Selim:
“Normal bir insan olmaya zorladılar, bana bos yere vakit kaybettirdiler.
Olmayınca
da, anormal dediler. Bende kendimi anlamadım bütün hayatım
boyunca
normal bir adam olmaya çalıştım. Arkadaşlarla genel eve gittim,
müstehcen
romanlar okudum. Ve sokakta genç kızların peşinden gittim: hiç
birin
de tutarlılık gösteremedim. Bunun üzerine normal olduğuma karar verdiler.
Onlarla
biraz olsun benzeyebildiğim ölçüde kendimi mutlu sanıyordum. Kendimi
onlardan
ayırmasını beceremedim” (Oğuz Atay: Tutunamayanlar)
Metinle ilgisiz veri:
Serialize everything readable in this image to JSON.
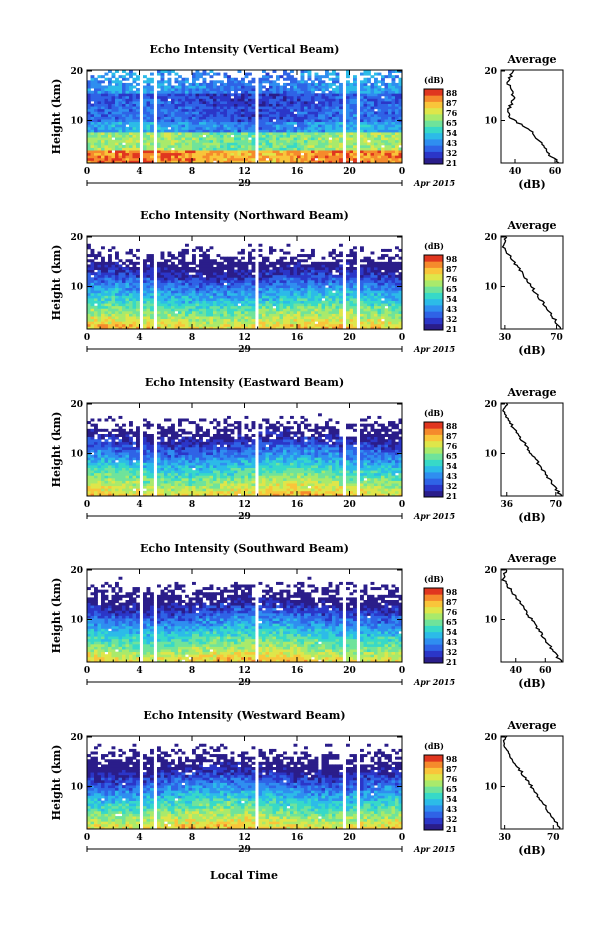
{
  "figure": {
    "xlabel": "Local Time",
    "date_label": "Apr 2015",
    "day_label": "29",
    "colorbar_unit": "(dB)",
    "colorbar_ticks": [],
    "cmap": [
      "#2a1d8a",
      "#2b36c8",
      "#2f63e6",
      "#2f8ef0",
      "#2cbbe8",
      "#37d9c8",
      "#6fe39b",
      "#a9ea6b",
      "#dfe64a",
      "#f9c53a",
      "#f58a2c",
      "#e0361f"
    ],
    "x_ticks": [
      "0",
      "4",
      "8",
      "12",
      "16",
      "20",
      "0"
    ],
    "y_ticks": [
      "20",
      "10"
    ]
  },
  "chart_data": [
    {
      "type": "heatmap",
      "title": "Echo Intensity (Vertical Beam)",
      "ylabel": "Height (km)",
      "x_range_hours": [
        0,
        24
      ],
      "y_range_km": [
        2,
        20
      ],
      "colorbar_ticks": [
        "88",
        "87",
        "76",
        "65",
        "54",
        "43",
        "32",
        "21"
      ],
      "profile": {
        "title": "Average",
        "xlabel": "(dB)",
        "x_ticks": [
          "40",
          "60"
        ],
        "xlim": [
          33,
          64
        ]
      }
    },
    {
      "type": "heatmap",
      "title": "Echo Intensity (Northward Beam)",
      "ylabel": "Height (km)",
      "x_range_hours": [
        0,
        24
      ],
      "y_range_km": [
        2,
        20
      ],
      "colorbar_ticks": [
        "98",
        "87",
        "76",
        "65",
        "54",
        "43",
        "32",
        "21"
      ],
      "profile": {
        "title": "Average",
        "xlabel": "(dB)",
        "x_ticks": [
          "30",
          "70"
        ],
        "xlim": [
          27,
          75
        ]
      }
    },
    {
      "type": "heatmap",
      "title": "Echo Intensity (Eastward Beam)",
      "ylabel": "Height (km)",
      "x_range_hours": [
        0,
        24
      ],
      "y_range_km": [
        2,
        20
      ],
      "colorbar_ticks": [
        "88",
        "87",
        "76",
        "65",
        "54",
        "43",
        "32",
        "21"
      ],
      "profile": {
        "title": "Average",
        "xlabel": "(dB)",
        "x_ticks": [
          "36",
          "70"
        ],
        "xlim": [
          32,
          75
        ]
      }
    },
    {
      "type": "heatmap",
      "title": "Echo Intensity (Southward Beam)",
      "ylabel": "Height (km)",
      "x_range_hours": [
        0,
        24
      ],
      "y_range_km": [
        2,
        20
      ],
      "colorbar_ticks": [
        "98",
        "87",
        "76",
        "65",
        "54",
        "43",
        "32",
        "21"
      ],
      "profile": {
        "title": "Average",
        "xlabel": "(dB)",
        "x_ticks": [
          "40",
          "60"
        ],
        "xlim": [
          30,
          72
        ]
      }
    },
    {
      "type": "heatmap",
      "title": "Echo Intensity (Westward Beam)",
      "ylabel": "Height (km)",
      "x_range_hours": [
        0,
        24
      ],
      "y_range_km": [
        2,
        20
      ],
      "colorbar_ticks": [
        "98",
        "87",
        "76",
        "65",
        "54",
        "43",
        "32",
        "21"
      ],
      "profile": {
        "title": "Average",
        "xlabel": "(dB)",
        "x_ticks": [
          "30",
          "70"
        ],
        "xlim": [
          27,
          78
        ]
      }
    }
  ]
}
Persona kelimesi antik Yunan’da tiyatro
oyuncularının değişik rollerde ki oyunlarını sergilemek için taktıkları
maskenin adıdır. C.G. Jung’un Analitik Psikolojisinde bireyin, toplumun ve
geleneklerin beklentilerine yanıt olarak taktığı mecazi maskeye karşılık gelir.
Yani diğer insanlarla ilişkilerimiz de kullandığımız parlatılmış yüzlerimizdir
personalarımız. Mesela arkadaşlarımızın yanında ve anne-babamızın yanında aynı
şekilde davranmayız çünkü farklı durumlara uyum sağlamamız gerekir. Her insanın
en az birden fazla personası(maskesi) vardır. Şu bir gerçektir ki yaşamı
boyunca hiç maske takmayan bir insan bulmak imkansızdır. Bu aynı zaman da
toplumsal bir varlık olan insan için yaşamsal bir zorunluluktur. Jung, personanın
dünya ile ilişkilerimizi sağlayan bir gereklilik olduğunu ve personayı
geliştirmeyi ihmal eden insanların kaba, huzursuzluk yaratan ve dünyadaki
yerlerini bulmada zorluk çeken eğilimler sergilediklerini söyler.
Yukarı da
Oğuz Atay’ın Tutunamayanlar kitabından alınan kısımda başkarakter Selim Işık’ın
normal bir birey olmak için arkadaş çevresinde takındığı personaları
görmekteyiz. Bu her ne kadar topluma uyum için gerekliyse de fazla kullanımı
insanların kendilerine yabancılaşmalarına neden olur. Jung, persona ile aşırı
özdeşleşmenin ‘inflation’ adını verdiği bir hezeyana yol açtığını söyler.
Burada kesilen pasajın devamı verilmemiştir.